In Evans v. Williams & Fudge, Inc., 2012 WL 3025164 (S.D.Cal. 2012), Judge Miller found Rosenthal Act claims subject to arbitration, explaining:

Here, the court concludes that the debt collection practices at issue directly arise or relate to the Promissory Note. As the broad language in the arbitration provision provides that any claim or dispute arising or related to the Promissory Note is subject to arbitration, the court concludes, absent a valid defense, that the arbitration provision is enforceable. Furthermore, any doubt concerning the scope of arbitrable issues is resolved in favor of arbitration. Chron Corp. v.
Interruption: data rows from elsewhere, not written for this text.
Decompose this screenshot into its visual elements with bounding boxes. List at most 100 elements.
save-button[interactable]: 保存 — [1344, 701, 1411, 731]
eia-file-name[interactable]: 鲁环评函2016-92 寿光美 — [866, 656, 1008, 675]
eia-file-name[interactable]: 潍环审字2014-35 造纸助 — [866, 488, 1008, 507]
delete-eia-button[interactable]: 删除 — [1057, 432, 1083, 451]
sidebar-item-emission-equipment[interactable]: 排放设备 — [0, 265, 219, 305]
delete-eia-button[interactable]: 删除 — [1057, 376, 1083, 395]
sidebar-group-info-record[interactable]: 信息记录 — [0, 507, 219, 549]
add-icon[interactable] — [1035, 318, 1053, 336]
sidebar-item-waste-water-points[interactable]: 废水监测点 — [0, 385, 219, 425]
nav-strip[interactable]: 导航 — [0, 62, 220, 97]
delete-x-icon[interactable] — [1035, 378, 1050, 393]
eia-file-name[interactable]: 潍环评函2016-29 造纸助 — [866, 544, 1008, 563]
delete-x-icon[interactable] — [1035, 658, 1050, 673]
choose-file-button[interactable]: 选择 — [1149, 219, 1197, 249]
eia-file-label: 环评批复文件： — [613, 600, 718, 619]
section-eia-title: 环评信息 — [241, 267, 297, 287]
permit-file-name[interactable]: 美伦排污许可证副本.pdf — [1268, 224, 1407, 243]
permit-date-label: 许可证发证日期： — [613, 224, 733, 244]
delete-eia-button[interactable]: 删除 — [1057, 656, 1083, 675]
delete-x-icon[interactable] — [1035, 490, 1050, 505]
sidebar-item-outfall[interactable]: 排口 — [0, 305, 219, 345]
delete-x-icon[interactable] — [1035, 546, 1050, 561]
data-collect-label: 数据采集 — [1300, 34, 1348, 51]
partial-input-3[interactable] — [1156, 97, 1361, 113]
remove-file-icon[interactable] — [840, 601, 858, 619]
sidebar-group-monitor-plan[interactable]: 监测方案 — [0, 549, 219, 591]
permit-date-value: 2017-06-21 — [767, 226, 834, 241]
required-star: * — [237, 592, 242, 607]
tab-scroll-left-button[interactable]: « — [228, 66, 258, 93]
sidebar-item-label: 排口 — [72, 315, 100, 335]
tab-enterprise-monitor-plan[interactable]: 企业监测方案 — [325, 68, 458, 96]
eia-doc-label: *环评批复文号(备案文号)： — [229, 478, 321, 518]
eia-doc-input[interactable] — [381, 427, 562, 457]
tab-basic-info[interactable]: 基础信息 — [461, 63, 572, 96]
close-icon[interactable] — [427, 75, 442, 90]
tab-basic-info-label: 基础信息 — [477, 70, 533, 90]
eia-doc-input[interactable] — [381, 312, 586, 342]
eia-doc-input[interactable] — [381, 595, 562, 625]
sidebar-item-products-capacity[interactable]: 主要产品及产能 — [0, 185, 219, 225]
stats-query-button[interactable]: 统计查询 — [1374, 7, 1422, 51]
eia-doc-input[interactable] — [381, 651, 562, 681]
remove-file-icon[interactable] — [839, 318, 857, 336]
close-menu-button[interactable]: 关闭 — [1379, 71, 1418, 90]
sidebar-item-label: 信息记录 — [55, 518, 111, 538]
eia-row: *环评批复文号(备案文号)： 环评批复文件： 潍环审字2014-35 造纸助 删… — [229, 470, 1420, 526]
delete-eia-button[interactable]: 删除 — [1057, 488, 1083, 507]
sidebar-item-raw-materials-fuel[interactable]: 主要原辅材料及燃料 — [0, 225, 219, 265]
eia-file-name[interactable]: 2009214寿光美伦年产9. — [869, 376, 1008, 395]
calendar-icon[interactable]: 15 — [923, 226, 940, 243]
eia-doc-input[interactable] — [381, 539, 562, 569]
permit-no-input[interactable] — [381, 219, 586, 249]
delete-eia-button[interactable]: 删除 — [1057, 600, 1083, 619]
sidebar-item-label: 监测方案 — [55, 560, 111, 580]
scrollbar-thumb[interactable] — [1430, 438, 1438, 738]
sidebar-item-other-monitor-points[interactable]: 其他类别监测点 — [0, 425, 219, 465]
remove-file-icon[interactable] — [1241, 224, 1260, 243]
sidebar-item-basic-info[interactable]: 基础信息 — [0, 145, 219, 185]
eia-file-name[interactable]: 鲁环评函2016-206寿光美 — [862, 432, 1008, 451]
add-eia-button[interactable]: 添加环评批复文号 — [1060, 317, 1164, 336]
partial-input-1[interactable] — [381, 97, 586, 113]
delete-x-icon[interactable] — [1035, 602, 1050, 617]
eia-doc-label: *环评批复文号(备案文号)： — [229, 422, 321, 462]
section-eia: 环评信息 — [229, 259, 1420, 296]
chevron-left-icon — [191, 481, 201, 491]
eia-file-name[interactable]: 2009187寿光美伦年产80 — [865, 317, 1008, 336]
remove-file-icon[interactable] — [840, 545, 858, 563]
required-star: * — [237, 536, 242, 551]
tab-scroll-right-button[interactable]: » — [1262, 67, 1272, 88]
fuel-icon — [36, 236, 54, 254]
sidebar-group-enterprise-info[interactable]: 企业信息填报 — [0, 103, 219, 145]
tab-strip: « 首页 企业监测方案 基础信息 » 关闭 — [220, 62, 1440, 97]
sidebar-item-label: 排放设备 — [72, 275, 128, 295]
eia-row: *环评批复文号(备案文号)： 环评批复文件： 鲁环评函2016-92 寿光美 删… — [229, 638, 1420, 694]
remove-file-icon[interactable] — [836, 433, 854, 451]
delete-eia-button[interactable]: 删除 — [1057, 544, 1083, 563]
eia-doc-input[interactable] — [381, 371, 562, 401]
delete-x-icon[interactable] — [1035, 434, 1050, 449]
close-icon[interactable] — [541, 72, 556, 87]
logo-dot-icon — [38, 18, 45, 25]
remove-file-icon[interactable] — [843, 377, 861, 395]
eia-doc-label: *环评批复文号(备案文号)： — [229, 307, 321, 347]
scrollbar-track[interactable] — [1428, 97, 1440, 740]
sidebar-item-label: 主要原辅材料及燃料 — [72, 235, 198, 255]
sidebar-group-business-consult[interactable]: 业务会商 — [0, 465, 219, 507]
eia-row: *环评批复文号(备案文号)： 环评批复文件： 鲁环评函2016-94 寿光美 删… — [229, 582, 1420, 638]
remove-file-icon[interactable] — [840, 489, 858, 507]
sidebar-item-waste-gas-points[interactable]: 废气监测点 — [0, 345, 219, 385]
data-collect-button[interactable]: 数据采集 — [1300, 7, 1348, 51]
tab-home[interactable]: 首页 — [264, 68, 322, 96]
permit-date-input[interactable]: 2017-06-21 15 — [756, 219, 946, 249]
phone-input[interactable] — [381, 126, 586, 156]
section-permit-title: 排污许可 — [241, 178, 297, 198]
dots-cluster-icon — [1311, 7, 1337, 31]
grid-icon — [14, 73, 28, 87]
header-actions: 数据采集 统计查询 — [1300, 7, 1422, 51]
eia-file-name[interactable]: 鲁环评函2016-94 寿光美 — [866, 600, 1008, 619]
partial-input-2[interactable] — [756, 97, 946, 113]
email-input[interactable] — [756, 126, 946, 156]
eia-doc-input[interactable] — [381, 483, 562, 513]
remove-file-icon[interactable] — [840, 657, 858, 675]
Ortho Diagnostic Systems, Inc., 207 F.3d 1126, 1131 (9th Cir.2000). ¶ The court rejects the defenses to arbitration raised by Plaintiff. First, Plaintiff argues that claims arising under the Rosenthal Act are not subject to arbitration. The court rejects this claim as such statutory claims may be arbitrated.  Armendariz v. Foundation Health Psychcare Servs., Ind, 24 Cal.4th 83, 899, 99 Cal.Rptr.2d 745, 6 P.3d 669 (2000); AT & T Mobility LLC v. Concepcion, ––– U.S. ––––, ––––, 131 S.Ct. 1740, 1748, 179 L.Ed.2d 742 (2001). Second, contrary to Plaintiff’s argument, the language “relating to any claim or dispute arising out of the Promissory Note” is broad enough to encompass collection efforts related to the Promissory Note. Finally, the court rejects Plaintiff’s argument that the arbitration provision is unconscionable under state law. Under California state law the court may invalidate an unconscionable contract provision. Civil Code section 1670.5, subdivision (a) states: “If the court as a matter of law finds the contract or any clause of the contract to be unconscionable at the time it was made, the court may refuse to enforce the contract, or it may enforce the remainder of the contract without the unconscionable clause, or it may so limit the application of any unconscionable clause as to avoid any unconscionable result.”